O FEG é um instrumento de apoio aos Estados-Membros que sofrem as consequências negativas da evolução dos padrões comerciais. Foi criado com vista a prestar apoio a trabalhadores despedidos e a trabalhadores por conta própria, cujas atividades cessaram em resultado de importantes mudanças estruturais nos padrões do comércio mundial devidas à globalização, em resultado da continuação da crise económica e financeira mundial a que faz referência o Regulamento (CE) n.º 546/2009, ou de uma nova crise económica e financeira, visando também ajudar à sua reintegração no mercado de trabalho. Complementa outras fontes de financiamento da União Europeia (UE) que apoiam o desenvolvimento económico a nível nacional e regional, contribuindo assim para a criação de estruturas económicas mais resilientes capazes de antecipar e reagir proativamente a mudanças (como é o caso do Fundo Social Europeu, em sigla FSE). Apenas um pequeno parêntesis de enquadramento: a este respeito, o FSE é o principal instrumento europeu para promover o emprego, ajudar as pessoas a obterem melhores empregos e garantir oportunidades de trabalho mais equitativas para todos os cidadãos da UE. Com um orçamento total de 80 mil milhões de euros para o período 2014-2020, financia, em toda a Europa, dezenas de milhares de projetos locais, regionais e nacionais na área do emprego, sejam eles pequenos projetos a nível das comunidades com o objetivo de ajudar as pessoas com deficiência a encontrar empregos adequados, ou projetos de âmbito nacional que promovem a formação profissional de toda a população.

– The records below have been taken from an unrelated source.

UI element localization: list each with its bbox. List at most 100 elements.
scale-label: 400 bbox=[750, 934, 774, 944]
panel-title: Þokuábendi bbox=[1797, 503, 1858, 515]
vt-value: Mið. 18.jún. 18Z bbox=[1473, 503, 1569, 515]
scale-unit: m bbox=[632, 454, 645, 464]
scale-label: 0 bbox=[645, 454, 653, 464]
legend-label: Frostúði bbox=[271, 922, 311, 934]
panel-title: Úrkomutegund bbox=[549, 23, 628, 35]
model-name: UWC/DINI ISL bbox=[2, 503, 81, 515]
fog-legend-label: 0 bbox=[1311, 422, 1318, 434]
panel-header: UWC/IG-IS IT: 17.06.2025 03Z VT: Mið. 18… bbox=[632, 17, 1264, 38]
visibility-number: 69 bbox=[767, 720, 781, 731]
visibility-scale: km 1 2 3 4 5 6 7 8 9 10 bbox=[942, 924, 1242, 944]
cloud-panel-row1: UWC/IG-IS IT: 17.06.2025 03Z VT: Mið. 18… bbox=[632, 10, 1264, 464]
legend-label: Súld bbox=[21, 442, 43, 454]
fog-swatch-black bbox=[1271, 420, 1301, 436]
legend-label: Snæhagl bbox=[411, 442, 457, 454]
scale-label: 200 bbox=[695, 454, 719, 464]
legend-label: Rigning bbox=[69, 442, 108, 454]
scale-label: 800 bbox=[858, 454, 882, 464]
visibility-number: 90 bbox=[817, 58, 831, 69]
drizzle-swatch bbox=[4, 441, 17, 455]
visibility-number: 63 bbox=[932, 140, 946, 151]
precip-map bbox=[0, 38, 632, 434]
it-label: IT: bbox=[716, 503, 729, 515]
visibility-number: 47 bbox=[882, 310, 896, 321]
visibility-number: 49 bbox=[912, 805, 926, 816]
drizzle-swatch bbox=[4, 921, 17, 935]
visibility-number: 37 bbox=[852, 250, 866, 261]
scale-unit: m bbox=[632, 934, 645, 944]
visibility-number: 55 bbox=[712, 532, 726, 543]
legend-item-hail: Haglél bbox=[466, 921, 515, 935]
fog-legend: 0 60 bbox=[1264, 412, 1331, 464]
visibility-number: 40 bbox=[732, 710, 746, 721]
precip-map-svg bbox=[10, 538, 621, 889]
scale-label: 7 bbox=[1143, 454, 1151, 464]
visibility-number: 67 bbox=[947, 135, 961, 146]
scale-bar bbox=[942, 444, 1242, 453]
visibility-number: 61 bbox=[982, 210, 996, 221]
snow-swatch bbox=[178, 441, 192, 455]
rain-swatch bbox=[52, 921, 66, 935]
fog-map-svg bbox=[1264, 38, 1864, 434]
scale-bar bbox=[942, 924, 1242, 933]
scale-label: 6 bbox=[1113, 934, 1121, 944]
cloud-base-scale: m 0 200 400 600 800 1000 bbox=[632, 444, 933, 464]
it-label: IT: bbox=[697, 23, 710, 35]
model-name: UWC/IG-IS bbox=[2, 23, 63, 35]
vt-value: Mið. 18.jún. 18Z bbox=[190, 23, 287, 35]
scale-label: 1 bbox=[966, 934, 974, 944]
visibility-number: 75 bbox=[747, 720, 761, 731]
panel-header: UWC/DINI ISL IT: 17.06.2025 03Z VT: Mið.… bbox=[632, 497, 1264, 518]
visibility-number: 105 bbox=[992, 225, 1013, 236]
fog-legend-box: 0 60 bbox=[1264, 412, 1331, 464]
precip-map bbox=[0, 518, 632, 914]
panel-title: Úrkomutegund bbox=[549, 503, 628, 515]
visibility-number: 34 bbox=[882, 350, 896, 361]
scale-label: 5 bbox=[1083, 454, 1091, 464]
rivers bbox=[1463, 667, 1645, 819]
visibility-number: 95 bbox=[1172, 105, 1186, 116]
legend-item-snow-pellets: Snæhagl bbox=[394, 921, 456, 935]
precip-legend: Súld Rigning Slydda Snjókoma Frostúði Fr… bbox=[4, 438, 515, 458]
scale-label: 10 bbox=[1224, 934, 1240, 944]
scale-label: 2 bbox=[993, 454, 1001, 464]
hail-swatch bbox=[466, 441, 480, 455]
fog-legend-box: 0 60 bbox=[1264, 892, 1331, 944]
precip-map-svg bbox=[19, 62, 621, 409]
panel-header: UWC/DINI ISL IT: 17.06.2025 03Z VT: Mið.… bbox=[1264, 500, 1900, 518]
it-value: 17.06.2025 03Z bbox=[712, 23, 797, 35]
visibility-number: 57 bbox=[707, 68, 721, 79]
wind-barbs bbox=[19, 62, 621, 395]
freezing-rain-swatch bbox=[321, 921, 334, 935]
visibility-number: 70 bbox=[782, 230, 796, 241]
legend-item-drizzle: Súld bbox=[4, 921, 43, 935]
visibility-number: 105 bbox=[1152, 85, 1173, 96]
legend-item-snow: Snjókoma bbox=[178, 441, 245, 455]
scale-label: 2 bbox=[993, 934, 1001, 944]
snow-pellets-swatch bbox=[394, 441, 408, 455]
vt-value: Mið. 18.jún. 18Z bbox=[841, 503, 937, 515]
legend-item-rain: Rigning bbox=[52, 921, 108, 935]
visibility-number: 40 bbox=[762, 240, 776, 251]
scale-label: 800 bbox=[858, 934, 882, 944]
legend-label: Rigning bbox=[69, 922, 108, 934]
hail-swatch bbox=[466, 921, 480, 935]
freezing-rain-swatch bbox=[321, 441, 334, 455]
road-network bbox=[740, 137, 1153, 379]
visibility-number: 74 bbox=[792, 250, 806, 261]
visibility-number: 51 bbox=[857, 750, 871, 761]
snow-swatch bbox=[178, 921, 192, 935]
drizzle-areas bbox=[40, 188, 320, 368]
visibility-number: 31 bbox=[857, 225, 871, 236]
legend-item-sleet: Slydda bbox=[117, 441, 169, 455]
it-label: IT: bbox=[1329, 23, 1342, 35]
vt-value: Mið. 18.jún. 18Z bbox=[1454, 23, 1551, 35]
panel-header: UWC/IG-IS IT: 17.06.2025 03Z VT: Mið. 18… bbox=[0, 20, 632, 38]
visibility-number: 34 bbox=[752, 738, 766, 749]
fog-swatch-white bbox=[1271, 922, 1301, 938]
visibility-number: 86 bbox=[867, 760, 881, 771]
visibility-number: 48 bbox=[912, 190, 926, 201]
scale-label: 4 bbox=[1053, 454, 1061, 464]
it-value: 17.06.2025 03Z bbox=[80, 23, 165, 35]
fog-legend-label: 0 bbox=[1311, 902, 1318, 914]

Feito este pequeno enquadramento e voltando ao tema, o FEG foi especificamente criado para ajudar os trabalhadores afetados pelo encerramento de fábricas ou o declínio de certos setores económicos. Além disso, em regiões com elevado desemprego juvenil afetadas por despedimentos elegíveis para apoio do FEG, os Estados-Membros podem, até ao final de 2017 e em determinadas circunstâncias, incluir entre os beneficiários de medidas do FEG, os jovens que não trabalham, não estudam, nem seguem qualquer formação (os chamados NEET). Nesse sentido, o FEG contribui ainda diretamente para o desenvolvimento de uma economia europeia mais dinâmica e competitiva, melhorando as competências e a empregabilidade dos trabalhadores vulneráveis e dos jovens. Até à data, três Estados-Membros (Grécia, Irlanda e Bélgica) recorreram a esta disposição e prestaram apoio a cerca de 3 000 jovens NEET.
Desde a sua criação a Comissão recebeu 148 candidaturas a cofinanciamento (do FEG) provenientes de 21 Estados-Membros, que representam um montante aproximado de 600 milhões de euros, destinado a apoiar 138 888 trabalhadores despedidos e 2 944 pessoas que não trabalham, não estudam, nem seguem qualquer formação (NEET).
A fim de beneficiar de apoio financeiro do FEG, os Estados-Membros têm de apresentar uma candidatura, podendo o cofinanciamento da União Europeia chegar a 60% do custo da reintegração profissional dos trabalhadores despedidos. Mais especificamente, o FEG cofinancia projetos que incluem medidas como a assistência na procura de emprego e a orientação profissional; ações de educação, formação e reconversão; planos de mentoria e coaching; apoio ao empreendedorismo e à criação de empresas.
Para o período 2014-2020, o fundo disponibiliza, em média, 170 milhões de euros por ano e, desde 2014, foram alargadas as categorias de trabalhadores elegíveis. Além do pessoal permanente, a elegibilidade estende-se agora aos trabalhadores contratados a termo, os trabalhadores temporários e os trabalhadores por conta própria.
A eficácia e a sustentabilidade do FEG foram demonstradas na avaliação intercalar realizada em 2011 e o seu impacto e valor acrescentado foram confirmados na avaliação ex post publicada em 2015 (estes dois relatórios estão disponíveis no síte do FEG). Aliás, de dois em dois anos, a Comissão apresenta um relatório sobre as atividades do FEG estando atualmente em curso a avaliação intercalar de 2014-2020, que a Comissão irá apresentar ao Parlamento Europeu e ao Conselho até 30 de junho de 2017.